Example of finite groups with no subgroup for only one d such that $d | d_1$ and G has proper subgroup of order $d_1$.

Question

$S_5$ has no subgroup of order 15, 30, 40 and has a subgroup of order 60. So here we have two divisor that divide a order of a subgroup and 40 does not divide any.

Answer 1

I'm still not a hundred percent sure whether I fully understand the requirements – I believe you are looking for a finite group $G$ such that the following two conditions hold:

$$\text{For all maximal proper divisors $k$ of $|G|$, there exists a subgroup $K$ of $G$ with }|K|=k\tag{1}$$ $$\text{There exists a unique divisor $h$ of $|G|$ such that $G$ has no subgroup of order $h$.}\tag{2}$$

The search for such groups $G$ is not trivial. One obvious almost-example is the alternating group $A_4$ which has no subgroup of order $h=6$ and thus satisfies condition (2), but since $6$ is a maximal proper divisor of $|A_4|=12$, condition (1) is violated.

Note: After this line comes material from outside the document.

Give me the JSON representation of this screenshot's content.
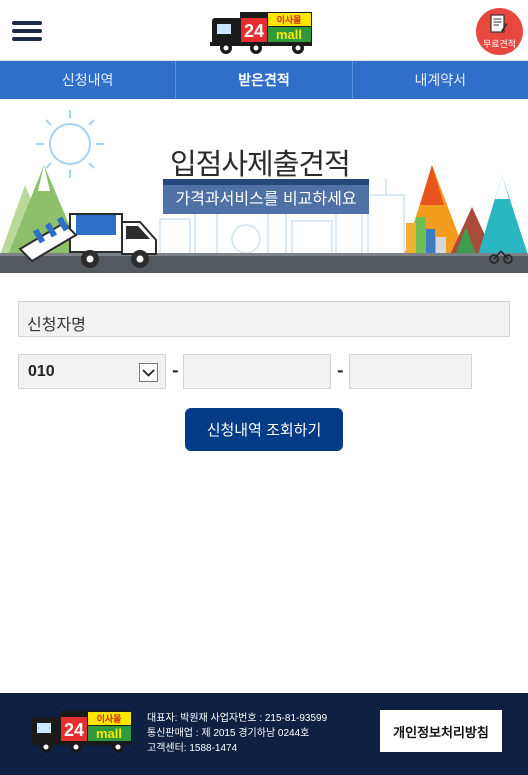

However, one can generalize this a bit by going from a semi-direct product of a two-dimensional vector space over $GF(2)$ (which is one way to look at $A_4$) to a three-dimensional space:

Let $V$ be the elementary abelian group of order $8$, and let $\alpha$ be an automorphism of $V$ of order $7$. Let $H$ be the semi-direct product of $V$ and $\langle\alpha\rangle$. Then $H$ has order $56$ and contains subgroups of all possible orders except $14$ and $28$.

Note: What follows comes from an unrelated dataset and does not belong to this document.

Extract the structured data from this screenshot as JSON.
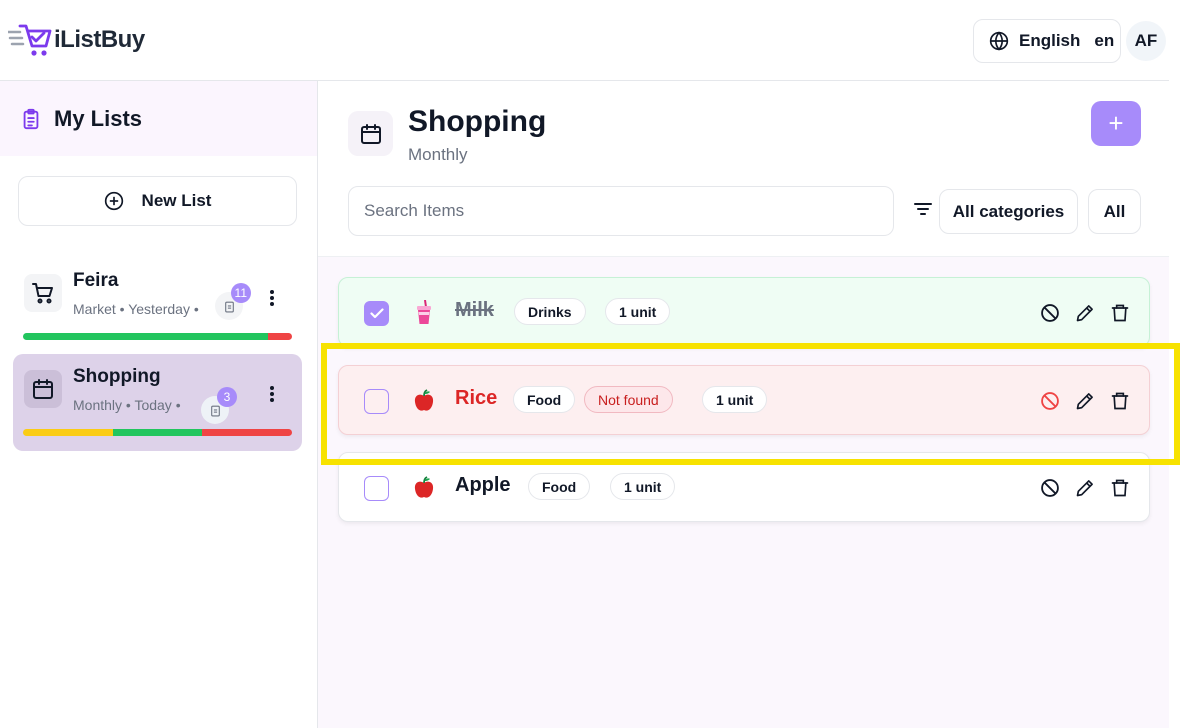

Now, let $G$ be the direct product of $H$ and a group $T$ of order $2$. Then, $G$ does contain subgroups of orders $14$ (namely $\langle\alpha\rangle\times T$) and $56$ (namely $H\times 1$), but no subgroup of order $28$, and it is easy to check that $28$ is in fact the only divisor of $|G|=112$ for which $G$ has no subgroup of that order.

So, $G$ would be an example of a group you are looking for.